In most studies, Trump supporters showed considerable flexibility with the facts regarding his statements. However, the study focusing on the “big lie,” which surveyed only those who voted for Trump in 2016, proved to be an exception.

Conducted in 2021, the survey explored voters’ responses to Trump’s claims that the 2020 U.S. presidential election was “rigged” or “stolen.” Participants were more likely to consider Trump’s allegations as grounded in objective evidence rather than subjective viewpoints.

Compared to other topics, Trump’s allegations that the election was stolen were portrayed as factual. There is less moral flexibility with this issue, possibly because these claims were presented more as facts. However, the emphasis on factual accuracy concerning the big lie still varies based on people’s political affiliations.

Among the limitations of their work, the authors note that the statements used in the surveys represented just one type of political misinformation (demagogic fact-flouting by partisan politicians).

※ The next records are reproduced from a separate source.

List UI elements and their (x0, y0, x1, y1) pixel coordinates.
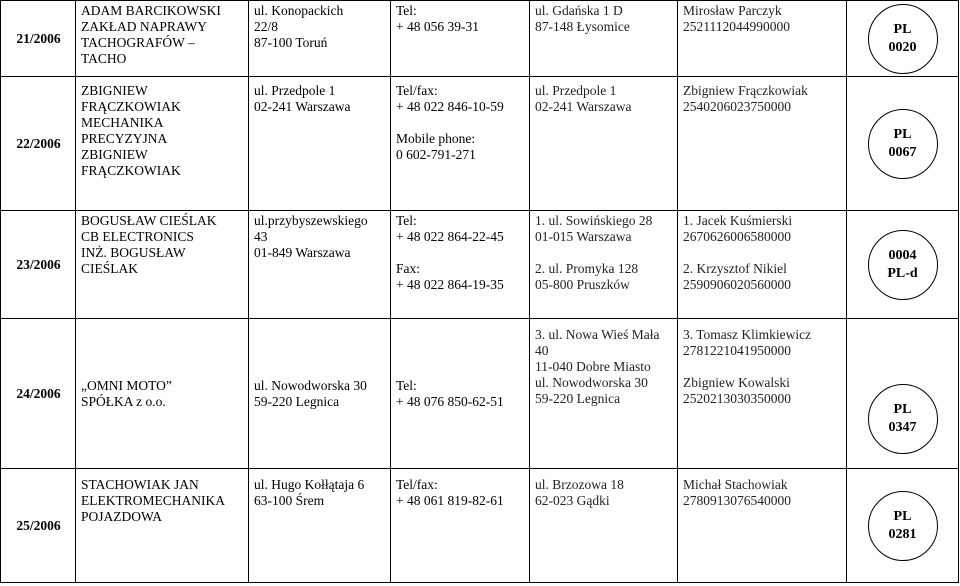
contact-info: Tel/fax: + 48 022 846-10-59 Mobile phone: 0 602-791-271 (391, 77, 530, 211)
company-name: ADAM BARCIKOWSKI ZAKŁAD NAPRAWY TACHOGRAFÓW – TACHO (76, 1, 249, 77)
table-row (1, 77, 959, 211)
approval-seal (868, 109, 938, 179)
seal-cell (847, 1, 959, 77)
company-name: „OMNI MOTO” SPÓŁKA z o.o. (76, 319, 249, 469)
seal-number: 0004 (888, 247, 917, 263)
table-row (1, 1, 959, 77)
entry-number: 24/2006 (1, 319, 76, 469)
entry-number: 23/2006 (1, 211, 76, 319)
company-address: ul. Hugo Kołłątaja 6 63-100 Śrem (249, 469, 391, 583)
approval-seal (868, 230, 938, 300)
company-address: ul. Konopackich 22/8 87-100 Toruń (249, 1, 391, 77)
workshop-address: ul. Brzozowa 18 62-023 Gądki (530, 469, 678, 583)
contact-info: Tel: + 48 056 39-31 (391, 1, 530, 77)
company-address: ul.przybyszewskiego 43 01-849 Warszawa (249, 211, 391, 319)
company-name: STACHOWIAK JAN ELEKTROMECHANIKA POJAZDOWA (76, 469, 249, 583)
company-name: BOGUSŁAW CIEŚLAK CB ELECTRONICS INŻ. BOGUSŁAW CIEŚLAK (76, 211, 249, 319)
table-row (1, 211, 959, 319)
seal-cell (847, 77, 959, 211)
technician-info: 3. Tomasz Klimkiewicz 2781221041950000 Zbigniew Kowalski 2520213030350000 (678, 319, 847, 469)
company-address: ul. Nowodworska 30 59-220 Legnica (249, 319, 391, 469)
seal-cell (847, 469, 959, 583)
company-address: ul. Przedpole 1 02-241 Warszawa (249, 77, 391, 211)
technician-info: Mirosław Parczyk 2521112044990000 (678, 1, 847, 77)
contact-info: Tel: + 48 076 850-62-51 (391, 319, 530, 469)
workshop-address: 1. ul. Sowińskiego 28 01-015 Warszawa 2. ul. Promyka 128 05-800 Pruszków (530, 211, 678, 319)
seal-country: PL (893, 402, 912, 417)
seal-country: PL (893, 21, 912, 37)
technician-info: Zbigniew Frączkowiak 2540206023750000 (678, 77, 847, 211)
table-row (1, 319, 959, 469)
workshop-address: ul. Gdańska 1 D 87-148 Łysomice (530, 1, 678, 77)
approval-seal (868, 4, 938, 74)
workshop-address: 3. ul. Nowa Wieś Mała 40 11-040 Dobre Miasto ul. Nowodworska 30 59-220 Legnica (530, 319, 678, 469)
table-row (1, 469, 959, 583)
seal-cell (847, 211, 959, 319)
seal-country: PL (893, 126, 912, 142)
technician-info: 1. Jacek Kuśmierski 2670626006580000 2. Krzysztof Nikiel 2590906020560000 (678, 211, 847, 319)
company-name: ZBIGNIEW FRĄCZKOWIAK MECHANIKA PRECYZYJNA ZBIGNIEW FRĄCZKOWIAK (76, 77, 249, 211)
seal-number: 0347 (888, 420, 917, 435)
technician-info: Michał Stachowiak 2780913076540000 (678, 469, 847, 583)
contact-info: Tel/fax: + 48 061 819-82-61 (391, 469, 530, 583)
seal-country: PL (893, 508, 912, 524)
approval-seal (868, 491, 938, 561)
entry-number: 22/2006 (1, 77, 76, 211)
seal-cell (847, 319, 959, 469)
seal-number: 0067 (888, 144, 917, 160)
entry-number: 25/2006 (1, 469, 76, 583)
seal-number: 0020 (888, 39, 917, 55)
approval-seal (868, 384, 938, 454)
contact-info: Tel: + 48 022 864-22-45 Fax: + 48 022 864-19-35 (391, 211, 530, 319)
seal-country: PL-d (887, 265, 918, 281)
workshop-address: ul. Przedpole 1 02-241 Warszawa (530, 77, 678, 211)
entry-number: 21/2006 (1, 1, 76, 77)
seal-number: 0281 (888, 526, 917, 542)
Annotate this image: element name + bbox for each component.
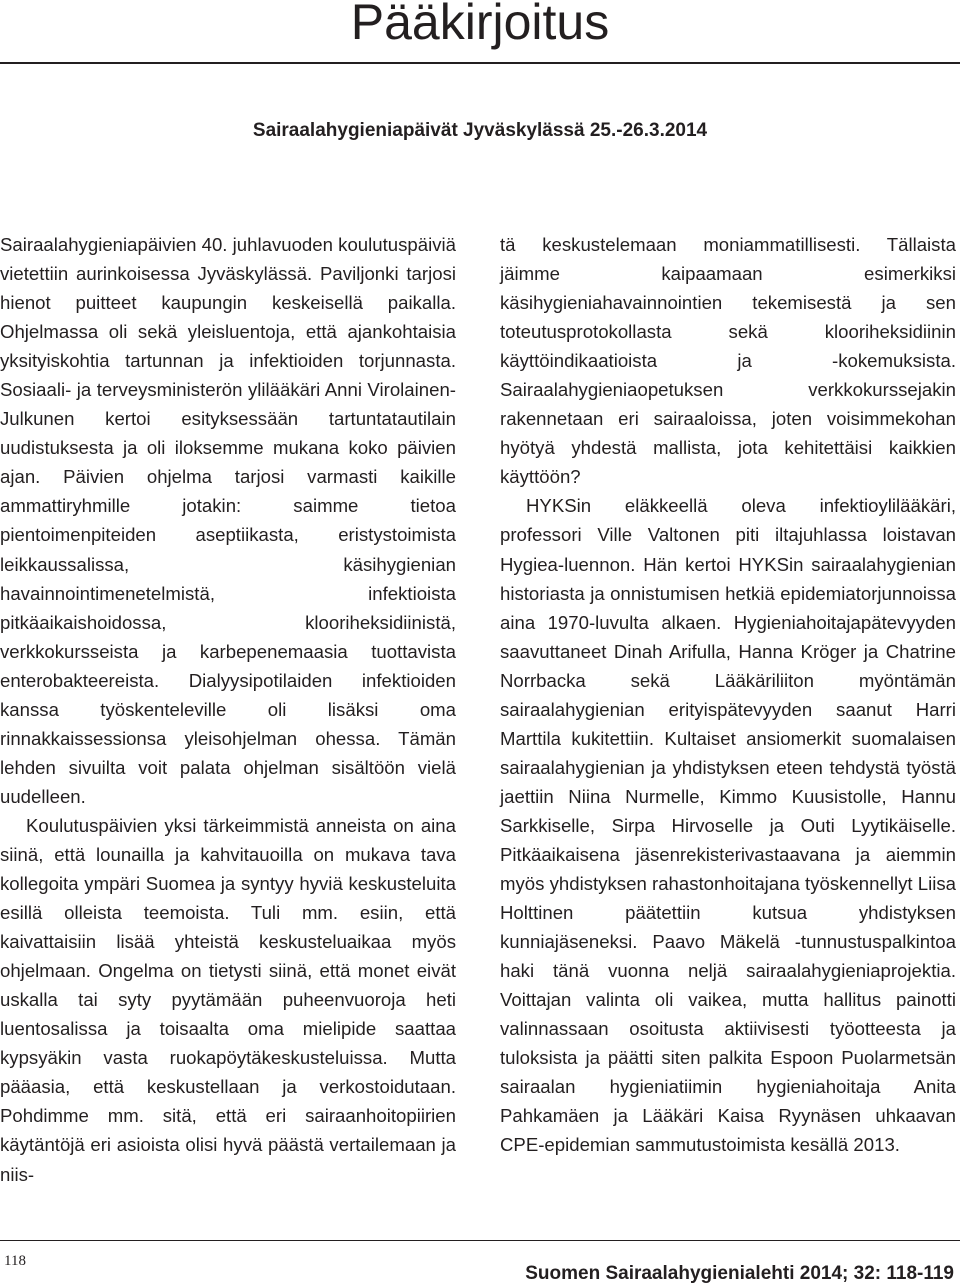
paragraph: Sairaalahygieniapäivien 40. juhlavuoden koulutuspäiviä vietettiin aurinkoisessa Jyväskylässä. Paviljonki tarjosi hienot puitteet kaupungin keskeisellä paikalla. Ohjelmassa oli sekä yleisluentoja, että ajankohtaisia yksityiskohtia tartunnan ja infektioiden torjunnasta. Sosiaali- ja terveysministerön ylilääkäri Anni Virolainen-Julkunen kertoi esityksessään tartuntatautilain uudistuksesta ja oli iloksemme mukana koko päivien ajan. Päivien ohjelma tarjosi varmasti kaikille ammattiryhmille jotakin: saimme tietoa pientoimenpiteiden aseptiikasta, eristystoimista leikkaussalissa, käsihygienian havainnointimenetelmistä, infektioista pitkäaikaishoidossa, klooriheksidiinistä, verkkokursseista ja karbepenemaasia tuottavista enterobakteereista. Dialyysipotilaiden infektioiden kanssa työskenteleville oli lisäksi oma rinnakkaissessionsa yleisohjelman ohessa. Tämän lehden sivuilta voit palata ohjelman sisältöön vielä uudelleen. bbox=[0, 234, 456, 807]
footer-divider bbox=[0, 1240, 960, 1241]
journal-citation: Suomen Sairaalahygienialehti 2014; 32: 118-119 bbox=[525, 1263, 954, 1284]
page-number: 118 bbox=[4, 1253, 26, 1269]
article-left-column bbox=[0, 230, 456, 1189]
paragraph: HYKSin eläkkeellä oleva infektioylilääkäri, professori Ville Valtonen piti iltajuhlassa loistavan Hygiea-luennon. Hän kertoi HYKSin sairaalahygienian historiasta ja onnistumisen hetkiä epidemiatorjunnoissa aina 1970-luvulta alkaen. Hygieniahoitajapätevyyden saavuttaneet Dinah Arifulla, Hanna Kröger ja Chatrine Norrbacka sekä Lääkäriliiton myöntämän sairaalahygienian erityispätevyyden saanut Harri Marttila kukitettiin. Kultaiset ansiomerkit suomalaisen sairaalahygienian ja yhdistyksen eteen tehdystä työstä jaettiin Niina Nurmelle, Kimmo Kuusistolle, Hannu Sarkkiselle, Sirpa Hirvoselle ja Outi Lyytikäiselle. Pitkäaikaisena jäsenrekisterivastaavana ja aiemmin myös yhdistyksen rahastonhoitajana työskennellyt Liisa Holttinen päätettiin kutsua yhdistyksen kunniajäseneksi. Paavo Mäkelä -tunnustuspalkintoa haki tänä vuonna neljä sairaalahygieniaprojektia. Voittajan valinta oli vaikea, mutta hallitus painotti valinnassaan osoitusta aktiivisesti työotteesta ja tuloksista ja päätti siten palkita Espoon Puolarmetsän sairaalan hygieniatiimin hygieniahoitaja Anita Pahkamäen ja Lääkäri Kaisa Ryynäsen uhkaavan CPE-epidemian sammutustoimista kesällä 2013. bbox=[500, 495, 956, 1156]
title-divider bbox=[0, 62, 960, 64]
paragraph: Koulutuspäivien yksi tärkeimmistä anneista on aina siinä, että lounailla ja kahvitauoilla on mukava tava kollegoita ympäri Suomea ja syntyy hyviä keskusteluita esillä olleista teemoista. Tuli mm. esiin, että kaivattaisiin lisää yhteistä keskusteluaikaa myös ohjelmaan. Ongelma on tietysti siinä, että monet eivät uskalla tai syty pyytämään puheenvuoroja heti luentosalissa ja toisaalta oma mielipide saattaa kypsyäkin vasta ruokapöytäkeskusteluissa. Mutta pääasia, että keskustellaan ja verkostoidutaan. Pohdimme mm. sitä, että eri sairaanhoitopiirien käytäntöjä eri asioista olisi hyvä päästä vertailemaan ja niis- bbox=[0, 814, 456, 1185]
page-title: Pääkirjoitus bbox=[350, 0, 610, 50]
article-subtitle: Sairaalahygieniapäivät Jyväskylässä 25.-26.3.2014 bbox=[252, 120, 708, 141]
article-right-column bbox=[500, 230, 956, 1160]
paragraph: tä keskustelemaan moniammatillisesti. Tällaista jäimme kaipaamaan esimerkiksi käsihygieniahavainnointien tekemisestä ja sen toteutusprotokollasta sekä klooriheksidiinin käyttöindikaatioista ja -kokemuksista. Sairaalahygieniaopetuksen verkkokurssejakin rakennetaan eri sairaaloissa, joten voisimmekohan hyötyä yhdestä mallista, jota kehitettäisi kaikkien käyttöön? bbox=[500, 234, 956, 488]
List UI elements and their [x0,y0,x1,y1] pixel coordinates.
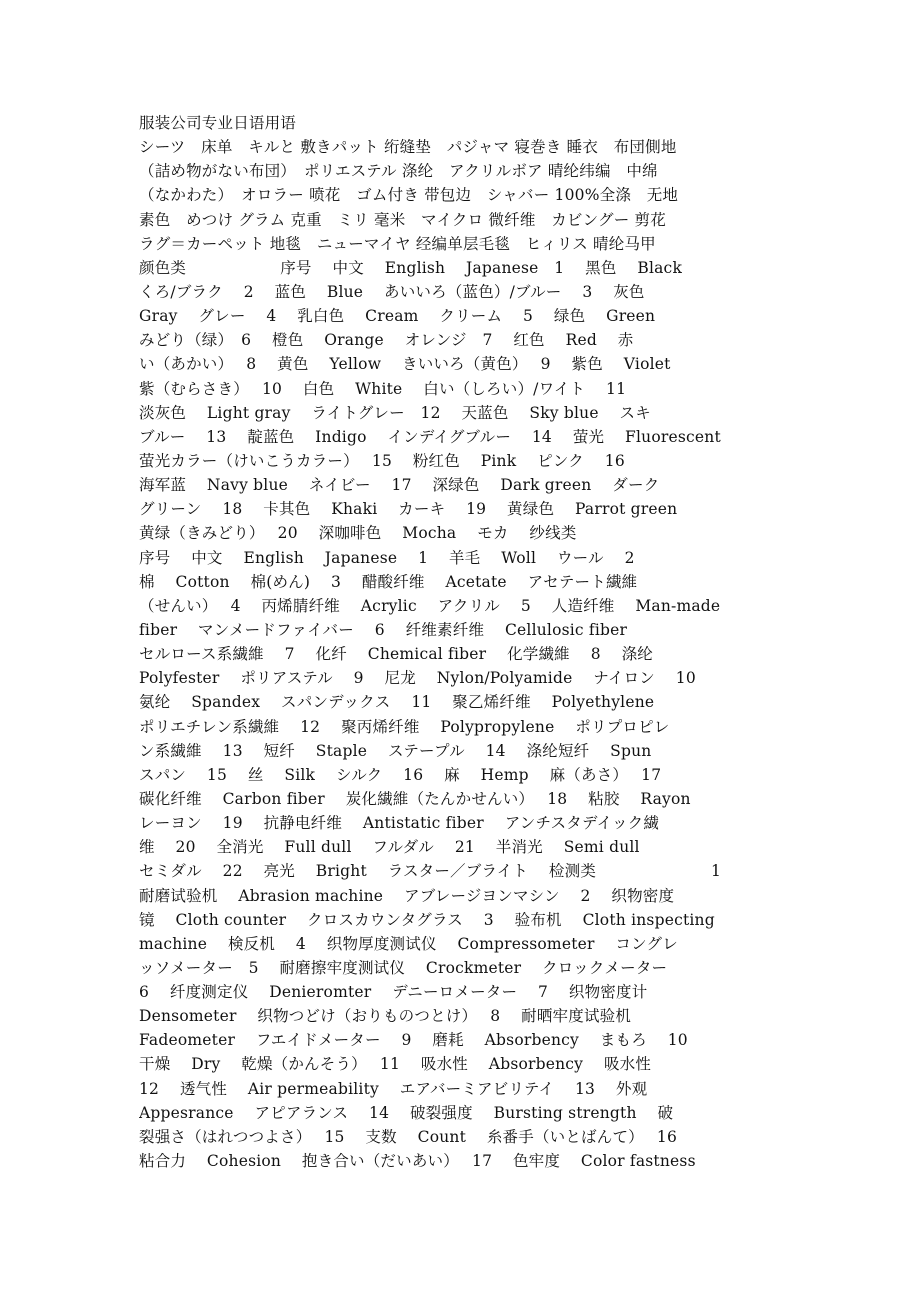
text-line: い（あかい） 8 黄色 Yellow きいいろ（黄色） 9 紫色 Violet [139,355,671,374]
text-line: ラグ＝カーペット 地毯 ニューマイヤ 经编单层毛毯 ヒィリス 晴纶马甲 [139,234,656,253]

In addition, the measurement and analysis strategy used was new and lacked a track record, and the samples were not nationally representative. 

“Our findings reiterate the sociological insight that commitment to democratic norms cannot be assumed and indicate the importance of that caution when it comes to the problem of political misinformation,” said Minjae Kim, Assistant Professor of Management at Rice University’s Jones Graduate School of Business, and study coauthor. 

“In particular, efforts to combat voters’ positive response to misinformation cannot be limited to teaching them to simply work harder to digest accurate information (e.g., fact-checking).”